Il parallelo studio dell’Asl Al sulla mortalità fra il 1996 e il 2016 ha evidenziato un incremento statistico di alcune patologie tumorali maligne, in particolare negli uomini, e delle malattie dell’apparato respiratorio, ma anche un calo per altre. I dati non sono univoci e lo studio non identifica nessi causali. Inoltre il numero dei casi è abbastanza contenuto: due quelli di tumore alla mammella maschile, sette di melanoma (sempre nei maschi). Vero che sono patologie rare, la prima soprattutto, però è anche vero che alcune sono in aumento, anche per concause legate all’ambiente e agli stili di vita.
Sullo sfondo resta il polo chimico della Solvay. Multinazionale che «deve assumersi le sue responsabilità con un cambio di passo, e diventare parte attiva anche nelle operazioni di bonifica», parole di Borasio. Il colosso belga della chimica intanto commenta così l’esito dello studio: «Solvay prende in seria considerazione le evidenze di questo studio epidemiologico, in quanto fornisce utili elementi descrittivi sullo stato di salute della popolazione. Lo studio – si legge su una nota – sottolinea che le cause di queste evidenze possono essere molteplici e richiedono ulteriori approfondimenti, ma non consente di evidenziare univoci rapporti di associazione causale. Nei prossimi giorni Solvay analizzerà lo studio e le sue conclusioni. La stato di salute dei lavoratori del sito di Spinetta Marengo viene monitorato costantemente secondo un rigido protocollo di sorveglianza medica. Ad integrazione della visita medica periodica per il giudizio di idoneità lavorativa vengono effettuati, ogni anno a tutti i lavoratori interessati, 38 esami complementari per la verifica della funzionalità dei parametri biologici. Sulla base dei dati non vi sono problemi di salute legati al lavoro. Solvay ha anche installato una importante rete di centraline di controllo delle emissioni in aria su tutti gli impianti produttivi per la sicurezza dei lavoratori. In accordo con gli enti sono state installate anche due centraline esterne al sito per la salvaguardia della collettività. Tutte le analisi effettuate sull’acqua utilizzata, all’interno o fornita all’esterno del sito di Spinetta Marengo, hanno sempre confermato il totale rispetto dei criteri di potabilità. Il controllo di tutte le attività di Solvay viene effettuato regolarmente dagli enti tecnici locali. Siamo sempre a disposizione delle Autorità per un confronto e un dialogo propositivo, perché la salute dei lavoratori e della comunità di Spinetta Marengo è per noi fondamentale».
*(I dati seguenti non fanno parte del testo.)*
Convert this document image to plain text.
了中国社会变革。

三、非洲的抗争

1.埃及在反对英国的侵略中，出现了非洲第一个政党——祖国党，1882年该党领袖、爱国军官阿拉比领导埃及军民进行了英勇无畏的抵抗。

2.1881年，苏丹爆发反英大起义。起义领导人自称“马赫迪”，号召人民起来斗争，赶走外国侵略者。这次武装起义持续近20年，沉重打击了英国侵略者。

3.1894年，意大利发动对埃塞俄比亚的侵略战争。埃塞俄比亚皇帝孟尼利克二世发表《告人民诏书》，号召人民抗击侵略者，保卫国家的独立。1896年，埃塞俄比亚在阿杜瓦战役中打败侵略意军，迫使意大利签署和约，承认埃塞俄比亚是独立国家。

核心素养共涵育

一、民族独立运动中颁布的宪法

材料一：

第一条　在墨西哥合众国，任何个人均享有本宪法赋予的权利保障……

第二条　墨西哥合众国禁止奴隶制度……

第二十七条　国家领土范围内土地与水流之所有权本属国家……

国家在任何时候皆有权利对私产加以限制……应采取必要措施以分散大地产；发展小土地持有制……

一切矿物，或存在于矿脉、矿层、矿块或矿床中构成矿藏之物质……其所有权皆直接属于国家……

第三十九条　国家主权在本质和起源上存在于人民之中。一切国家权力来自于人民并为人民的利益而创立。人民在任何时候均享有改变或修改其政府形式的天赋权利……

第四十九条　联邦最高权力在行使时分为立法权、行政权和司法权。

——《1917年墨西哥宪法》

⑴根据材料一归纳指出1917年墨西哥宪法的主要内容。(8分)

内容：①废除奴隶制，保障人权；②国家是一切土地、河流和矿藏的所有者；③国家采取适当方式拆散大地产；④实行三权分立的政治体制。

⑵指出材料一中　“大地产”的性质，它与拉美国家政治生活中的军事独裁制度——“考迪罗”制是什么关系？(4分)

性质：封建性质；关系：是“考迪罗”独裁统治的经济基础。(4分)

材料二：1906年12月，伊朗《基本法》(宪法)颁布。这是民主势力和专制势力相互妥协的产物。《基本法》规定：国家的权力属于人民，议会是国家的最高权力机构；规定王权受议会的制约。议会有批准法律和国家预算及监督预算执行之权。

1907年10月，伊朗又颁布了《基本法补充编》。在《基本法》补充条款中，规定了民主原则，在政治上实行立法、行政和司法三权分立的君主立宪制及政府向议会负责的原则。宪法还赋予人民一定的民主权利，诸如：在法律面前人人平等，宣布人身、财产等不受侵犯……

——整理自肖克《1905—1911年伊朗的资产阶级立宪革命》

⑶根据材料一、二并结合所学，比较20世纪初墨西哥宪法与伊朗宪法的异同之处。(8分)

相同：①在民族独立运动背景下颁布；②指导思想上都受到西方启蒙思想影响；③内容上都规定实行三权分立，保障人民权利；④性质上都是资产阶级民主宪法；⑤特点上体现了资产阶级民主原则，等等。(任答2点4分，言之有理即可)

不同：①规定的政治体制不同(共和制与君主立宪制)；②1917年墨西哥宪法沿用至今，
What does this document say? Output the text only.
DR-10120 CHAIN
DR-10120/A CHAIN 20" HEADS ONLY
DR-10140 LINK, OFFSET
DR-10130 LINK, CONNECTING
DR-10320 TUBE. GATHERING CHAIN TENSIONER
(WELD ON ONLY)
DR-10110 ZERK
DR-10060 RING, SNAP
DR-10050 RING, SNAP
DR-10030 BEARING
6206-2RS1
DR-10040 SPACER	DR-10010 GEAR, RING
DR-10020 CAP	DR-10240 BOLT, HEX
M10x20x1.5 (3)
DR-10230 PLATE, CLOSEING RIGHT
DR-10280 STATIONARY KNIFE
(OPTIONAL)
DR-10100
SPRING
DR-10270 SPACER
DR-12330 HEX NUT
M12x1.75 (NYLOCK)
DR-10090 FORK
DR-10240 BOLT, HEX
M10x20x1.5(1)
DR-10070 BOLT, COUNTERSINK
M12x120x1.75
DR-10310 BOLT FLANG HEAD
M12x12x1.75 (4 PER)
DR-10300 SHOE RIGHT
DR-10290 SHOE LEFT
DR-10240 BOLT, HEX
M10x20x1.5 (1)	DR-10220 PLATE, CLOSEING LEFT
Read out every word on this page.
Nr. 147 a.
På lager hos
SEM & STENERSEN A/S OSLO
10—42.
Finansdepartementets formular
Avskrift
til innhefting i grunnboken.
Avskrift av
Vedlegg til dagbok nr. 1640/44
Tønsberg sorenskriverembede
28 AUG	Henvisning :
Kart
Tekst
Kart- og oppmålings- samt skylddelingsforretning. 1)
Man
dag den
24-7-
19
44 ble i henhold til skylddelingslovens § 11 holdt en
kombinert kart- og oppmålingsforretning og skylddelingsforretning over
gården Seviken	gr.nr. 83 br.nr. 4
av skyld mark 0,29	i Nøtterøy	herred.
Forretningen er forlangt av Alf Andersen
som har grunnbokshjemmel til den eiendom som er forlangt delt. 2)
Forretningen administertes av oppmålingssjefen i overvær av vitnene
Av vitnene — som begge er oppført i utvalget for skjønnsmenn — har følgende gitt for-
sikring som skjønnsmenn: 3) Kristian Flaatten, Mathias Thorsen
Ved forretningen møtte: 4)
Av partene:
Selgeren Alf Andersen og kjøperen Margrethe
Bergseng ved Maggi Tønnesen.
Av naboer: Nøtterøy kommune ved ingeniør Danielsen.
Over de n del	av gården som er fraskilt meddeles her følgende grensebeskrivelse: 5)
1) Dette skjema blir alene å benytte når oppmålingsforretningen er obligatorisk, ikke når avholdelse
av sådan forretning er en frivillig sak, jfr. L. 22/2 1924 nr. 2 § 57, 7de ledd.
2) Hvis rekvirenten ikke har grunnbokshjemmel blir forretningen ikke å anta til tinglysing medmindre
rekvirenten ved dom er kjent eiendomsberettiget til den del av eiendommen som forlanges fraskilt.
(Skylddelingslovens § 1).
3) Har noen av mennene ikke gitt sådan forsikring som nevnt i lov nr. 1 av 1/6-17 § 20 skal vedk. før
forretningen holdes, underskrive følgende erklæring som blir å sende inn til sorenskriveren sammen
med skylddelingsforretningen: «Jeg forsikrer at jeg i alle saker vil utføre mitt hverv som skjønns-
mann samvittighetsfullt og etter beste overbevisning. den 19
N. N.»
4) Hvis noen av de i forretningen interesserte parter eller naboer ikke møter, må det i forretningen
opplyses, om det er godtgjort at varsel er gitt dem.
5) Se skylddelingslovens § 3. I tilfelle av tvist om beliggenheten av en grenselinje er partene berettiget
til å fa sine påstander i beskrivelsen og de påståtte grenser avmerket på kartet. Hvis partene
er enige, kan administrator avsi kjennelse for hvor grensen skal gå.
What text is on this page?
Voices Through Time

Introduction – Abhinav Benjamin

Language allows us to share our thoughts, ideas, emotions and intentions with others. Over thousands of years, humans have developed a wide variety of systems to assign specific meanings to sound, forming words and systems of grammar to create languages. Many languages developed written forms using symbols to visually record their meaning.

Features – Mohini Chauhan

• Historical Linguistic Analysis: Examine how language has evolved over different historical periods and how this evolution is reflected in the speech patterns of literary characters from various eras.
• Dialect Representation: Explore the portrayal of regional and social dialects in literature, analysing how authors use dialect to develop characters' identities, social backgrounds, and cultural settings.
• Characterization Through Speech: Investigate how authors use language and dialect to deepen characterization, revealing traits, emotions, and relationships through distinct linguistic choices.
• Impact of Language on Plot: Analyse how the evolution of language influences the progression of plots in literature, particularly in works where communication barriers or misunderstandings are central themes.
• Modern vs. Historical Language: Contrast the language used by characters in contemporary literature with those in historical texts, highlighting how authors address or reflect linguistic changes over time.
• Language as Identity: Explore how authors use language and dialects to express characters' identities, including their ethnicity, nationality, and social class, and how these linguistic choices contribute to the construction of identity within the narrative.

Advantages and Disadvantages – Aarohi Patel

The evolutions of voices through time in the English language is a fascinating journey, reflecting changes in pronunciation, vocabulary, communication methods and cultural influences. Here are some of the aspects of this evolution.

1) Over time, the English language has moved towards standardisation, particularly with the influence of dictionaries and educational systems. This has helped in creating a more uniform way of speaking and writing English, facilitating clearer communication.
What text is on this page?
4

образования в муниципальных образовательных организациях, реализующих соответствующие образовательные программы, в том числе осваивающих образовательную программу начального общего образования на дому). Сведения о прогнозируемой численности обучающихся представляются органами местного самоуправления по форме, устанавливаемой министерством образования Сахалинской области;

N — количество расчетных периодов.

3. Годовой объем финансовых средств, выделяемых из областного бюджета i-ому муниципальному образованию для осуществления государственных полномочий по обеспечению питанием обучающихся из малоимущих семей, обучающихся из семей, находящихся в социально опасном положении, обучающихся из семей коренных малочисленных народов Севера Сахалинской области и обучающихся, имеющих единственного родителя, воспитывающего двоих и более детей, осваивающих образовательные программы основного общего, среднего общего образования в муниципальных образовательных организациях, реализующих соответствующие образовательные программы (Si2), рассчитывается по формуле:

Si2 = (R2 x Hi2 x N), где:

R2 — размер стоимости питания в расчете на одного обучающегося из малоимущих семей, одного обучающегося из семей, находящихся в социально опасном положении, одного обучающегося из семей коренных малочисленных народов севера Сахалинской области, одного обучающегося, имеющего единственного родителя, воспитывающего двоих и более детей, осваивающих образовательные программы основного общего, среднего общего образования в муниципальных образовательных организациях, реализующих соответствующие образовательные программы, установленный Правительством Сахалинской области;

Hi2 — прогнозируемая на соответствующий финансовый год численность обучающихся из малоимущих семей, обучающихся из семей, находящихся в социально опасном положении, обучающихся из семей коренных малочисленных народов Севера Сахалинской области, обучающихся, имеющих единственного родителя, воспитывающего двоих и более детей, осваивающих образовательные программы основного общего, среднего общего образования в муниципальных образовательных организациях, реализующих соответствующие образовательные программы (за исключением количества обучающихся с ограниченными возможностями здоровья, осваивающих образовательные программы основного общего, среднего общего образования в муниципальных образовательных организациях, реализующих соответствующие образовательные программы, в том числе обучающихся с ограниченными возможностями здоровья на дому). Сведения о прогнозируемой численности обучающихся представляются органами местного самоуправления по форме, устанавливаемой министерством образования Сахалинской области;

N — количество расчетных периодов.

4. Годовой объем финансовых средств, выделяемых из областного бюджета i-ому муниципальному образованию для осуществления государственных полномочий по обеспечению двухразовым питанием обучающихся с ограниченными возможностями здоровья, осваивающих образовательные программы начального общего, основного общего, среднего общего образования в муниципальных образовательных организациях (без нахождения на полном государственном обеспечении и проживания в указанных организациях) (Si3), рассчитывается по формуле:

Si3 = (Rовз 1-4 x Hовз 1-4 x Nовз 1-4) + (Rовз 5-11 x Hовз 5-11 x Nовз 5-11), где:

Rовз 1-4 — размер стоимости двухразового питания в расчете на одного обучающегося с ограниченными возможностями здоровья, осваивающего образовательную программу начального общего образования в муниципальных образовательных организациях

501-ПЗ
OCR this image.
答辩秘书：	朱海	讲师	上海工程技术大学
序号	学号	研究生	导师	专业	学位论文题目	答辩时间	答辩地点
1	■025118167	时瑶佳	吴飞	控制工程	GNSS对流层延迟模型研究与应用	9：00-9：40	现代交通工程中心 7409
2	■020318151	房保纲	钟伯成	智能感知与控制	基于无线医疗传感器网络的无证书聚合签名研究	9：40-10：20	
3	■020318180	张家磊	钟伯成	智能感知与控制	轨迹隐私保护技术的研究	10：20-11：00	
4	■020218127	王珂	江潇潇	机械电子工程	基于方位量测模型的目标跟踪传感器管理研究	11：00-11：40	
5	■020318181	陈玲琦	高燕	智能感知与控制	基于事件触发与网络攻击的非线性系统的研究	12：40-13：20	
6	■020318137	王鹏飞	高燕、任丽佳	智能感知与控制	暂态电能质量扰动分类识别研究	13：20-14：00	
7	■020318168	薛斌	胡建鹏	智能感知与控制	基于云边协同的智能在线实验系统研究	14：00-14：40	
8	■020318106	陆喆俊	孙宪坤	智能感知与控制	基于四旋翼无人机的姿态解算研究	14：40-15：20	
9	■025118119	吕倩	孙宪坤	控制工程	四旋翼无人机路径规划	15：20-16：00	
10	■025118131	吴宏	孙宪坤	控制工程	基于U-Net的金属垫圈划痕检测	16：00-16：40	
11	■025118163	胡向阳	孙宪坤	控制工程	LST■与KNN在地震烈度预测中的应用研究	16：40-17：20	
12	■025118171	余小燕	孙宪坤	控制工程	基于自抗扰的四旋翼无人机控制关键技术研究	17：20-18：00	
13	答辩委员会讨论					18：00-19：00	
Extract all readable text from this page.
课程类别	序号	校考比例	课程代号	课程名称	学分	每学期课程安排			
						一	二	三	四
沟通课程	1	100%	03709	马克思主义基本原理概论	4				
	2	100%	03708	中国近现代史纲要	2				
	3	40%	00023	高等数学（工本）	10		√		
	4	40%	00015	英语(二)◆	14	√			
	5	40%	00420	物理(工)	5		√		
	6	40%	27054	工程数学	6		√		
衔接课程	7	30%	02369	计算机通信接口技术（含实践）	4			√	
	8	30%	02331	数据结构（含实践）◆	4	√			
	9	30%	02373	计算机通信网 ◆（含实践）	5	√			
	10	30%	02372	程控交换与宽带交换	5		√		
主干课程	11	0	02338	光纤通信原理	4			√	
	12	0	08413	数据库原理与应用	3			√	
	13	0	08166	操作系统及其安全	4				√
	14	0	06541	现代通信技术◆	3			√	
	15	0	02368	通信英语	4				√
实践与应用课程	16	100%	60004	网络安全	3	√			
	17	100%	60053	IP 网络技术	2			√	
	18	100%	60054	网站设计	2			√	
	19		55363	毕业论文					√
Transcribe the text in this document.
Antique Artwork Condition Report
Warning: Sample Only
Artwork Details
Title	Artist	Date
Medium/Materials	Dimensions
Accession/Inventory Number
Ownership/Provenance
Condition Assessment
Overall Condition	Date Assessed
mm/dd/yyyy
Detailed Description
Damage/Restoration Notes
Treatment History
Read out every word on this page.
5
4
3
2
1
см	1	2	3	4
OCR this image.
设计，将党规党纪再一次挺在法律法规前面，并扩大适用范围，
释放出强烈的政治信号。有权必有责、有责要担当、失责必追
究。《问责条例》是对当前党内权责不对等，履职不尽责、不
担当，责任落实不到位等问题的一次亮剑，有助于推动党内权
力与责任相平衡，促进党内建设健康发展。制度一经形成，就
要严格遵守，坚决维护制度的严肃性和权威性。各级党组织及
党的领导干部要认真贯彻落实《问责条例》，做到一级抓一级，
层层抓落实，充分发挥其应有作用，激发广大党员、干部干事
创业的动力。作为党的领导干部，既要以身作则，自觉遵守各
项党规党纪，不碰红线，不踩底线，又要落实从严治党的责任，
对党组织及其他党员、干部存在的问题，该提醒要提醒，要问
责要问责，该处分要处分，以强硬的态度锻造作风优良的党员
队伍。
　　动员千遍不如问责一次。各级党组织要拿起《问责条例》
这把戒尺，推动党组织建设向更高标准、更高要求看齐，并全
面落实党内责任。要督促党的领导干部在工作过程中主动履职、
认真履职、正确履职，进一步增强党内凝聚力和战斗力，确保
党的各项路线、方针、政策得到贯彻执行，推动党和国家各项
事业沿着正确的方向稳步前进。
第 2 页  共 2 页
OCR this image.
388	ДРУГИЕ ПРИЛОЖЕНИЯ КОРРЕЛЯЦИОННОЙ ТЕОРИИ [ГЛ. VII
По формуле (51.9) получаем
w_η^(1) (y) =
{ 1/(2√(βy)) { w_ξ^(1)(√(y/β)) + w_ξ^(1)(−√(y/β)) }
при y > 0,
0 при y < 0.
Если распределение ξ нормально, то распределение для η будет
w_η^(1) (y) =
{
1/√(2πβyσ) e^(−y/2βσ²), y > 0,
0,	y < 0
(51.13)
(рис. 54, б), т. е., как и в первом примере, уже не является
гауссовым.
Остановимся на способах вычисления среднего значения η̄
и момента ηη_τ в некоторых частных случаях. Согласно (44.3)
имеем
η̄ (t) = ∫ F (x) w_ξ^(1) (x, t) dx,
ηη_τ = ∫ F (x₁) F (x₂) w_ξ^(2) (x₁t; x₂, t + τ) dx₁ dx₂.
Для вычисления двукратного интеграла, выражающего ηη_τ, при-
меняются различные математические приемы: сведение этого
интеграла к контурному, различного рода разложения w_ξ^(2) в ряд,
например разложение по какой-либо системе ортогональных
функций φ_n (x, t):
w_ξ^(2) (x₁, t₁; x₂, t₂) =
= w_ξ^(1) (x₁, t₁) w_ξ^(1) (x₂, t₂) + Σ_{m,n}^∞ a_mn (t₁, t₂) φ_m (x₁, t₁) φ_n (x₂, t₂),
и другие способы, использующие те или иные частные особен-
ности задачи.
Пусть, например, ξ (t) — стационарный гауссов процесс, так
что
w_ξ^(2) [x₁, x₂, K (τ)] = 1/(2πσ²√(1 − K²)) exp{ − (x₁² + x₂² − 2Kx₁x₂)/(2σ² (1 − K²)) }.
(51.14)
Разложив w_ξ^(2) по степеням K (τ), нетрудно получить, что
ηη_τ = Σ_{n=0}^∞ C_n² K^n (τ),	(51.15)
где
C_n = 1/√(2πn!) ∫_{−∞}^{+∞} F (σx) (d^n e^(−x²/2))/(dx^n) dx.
Tutto senza dimenticare che l’inquinamento di oggi è il risultato di cento anni di chimica tradizionale (Solvay è arrivata nel 2002, ovviamente ben sapendo che non acquistava un terreno vergine) e che le pessime abitudini dei cittadini (scavarsi pozzi privati, usare acque contaminate e terra per l’orto proveniente dall’interno dello stabilimento) hanno contribuito anche allo sviluppo di alcune patologie. Ma forse è più facile, per un certo ambientalismo e una certa politica, scaricare interamente le colpe sull’industria. Che responsabilità ne ha, certo. Però è grazie a quell’industria, chimica in questo caso, che l’uomo sta conquistando traguardi impensabili fino a pochi decenni fa. La mediazione e l’equilibrio fra ambiente e sviluppo è difficilissima e complicata. Ma va perseguita senza facili fughe in avanti.